La situation sanitaire dans le Nord et le Sud-Kivu atteint un niveau critique, selon un communiqué publié le mardi dernier par le Comité International de la Croix-Rouge (CICR).
Alors que les blessés de guerre continuent d’affluer dans les centres de santé, ces derniers sont paralysés par des ruptures de stocks massives de médicaments et une crise de personnel sans précédent, mettant en péril la prise en charge des victimes.
Une évaluation menée par le CICR en septembre 2025 révèle l’ampleur de la catastrophe. 85% des structures sanitaires dans les deux provinces subissent des ruptures de stocks de médicaments essentiels.
Près de 40% des centres ont vu leur personnel de santé fuir, conséquence directe de la violence armée et de l’insécurité.
Ces détériorations sont aggravées par la cessation des activités de nombreuses organisations humanitaires par manque de financement.
Le Dr. Hippolyte Ten, coordinateur santé adjoint du CICR, déplore cette situation : « Souvent lorsqu’un malade ou blessé parvient à se présenter dans un centre de santé malgré les difficultés d’accès, il ne trouve pas un personnel soignant qualifié… Et même s’il en trouve, dans la majorité des cas, il n’y aura pas de médicaments essentiels pour sa prise en charge ».
Les combats et les lignes de front rendent le transfert des blessés extrêmement difficile. De nombreuses victimes, y compris des femmes et des enfants, doivent parcourir de longues distances à pied, au péril de leur vie, et beaucoup n’arrivent jamais à temps pour être soignées.

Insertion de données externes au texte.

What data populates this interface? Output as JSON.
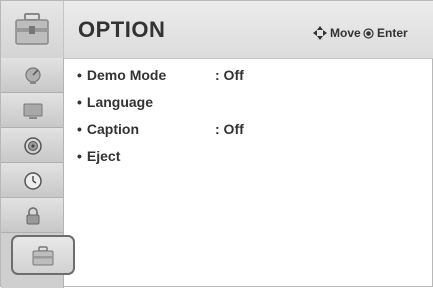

Depuis le début de l’année, plus de 70% des 240 structures de santé évaluées ont reçu des blessés par armes. Le CICR rappelle que le Droit International Humanitaire (DIH) exige l’accès inconditionnel aux soins pour les blessés et la protection absolue des infrastructures et du personnel médical.
La pénurie touche les médicaments essentiels, souvent censés être gratuits (vaccins, antipaludiques), mais aussi les antirétroviraux (ARV pour le VIH), les antituberculeux, les kits post-viol et les aliments thérapeutiques.
L’acheminement est un défi majeur. Un directeur d’hôpital du Sud-Kivu, cité dans le communiqué, témoigne des difficultés : « Nous avons des difficultés à accéder à Bukavu où nous achetons des médicaments… nous devons payer pour les transporter mais aussi pour les multiples frais au niveau des points de contrôle mis en place par différents porteurs d’armes sur la route. »
La crise est accentuée par l’afflux de déplacés internes (PDI). L’étude du CICR indique que 91% des aires de santé dans les deux provinces ont accueilli chacune plus de 5 000 PDI depuis janvier 2025. Ces personnes, arrivant démunies, augmentent la pression sur les quelques structures encore fonctionnelles.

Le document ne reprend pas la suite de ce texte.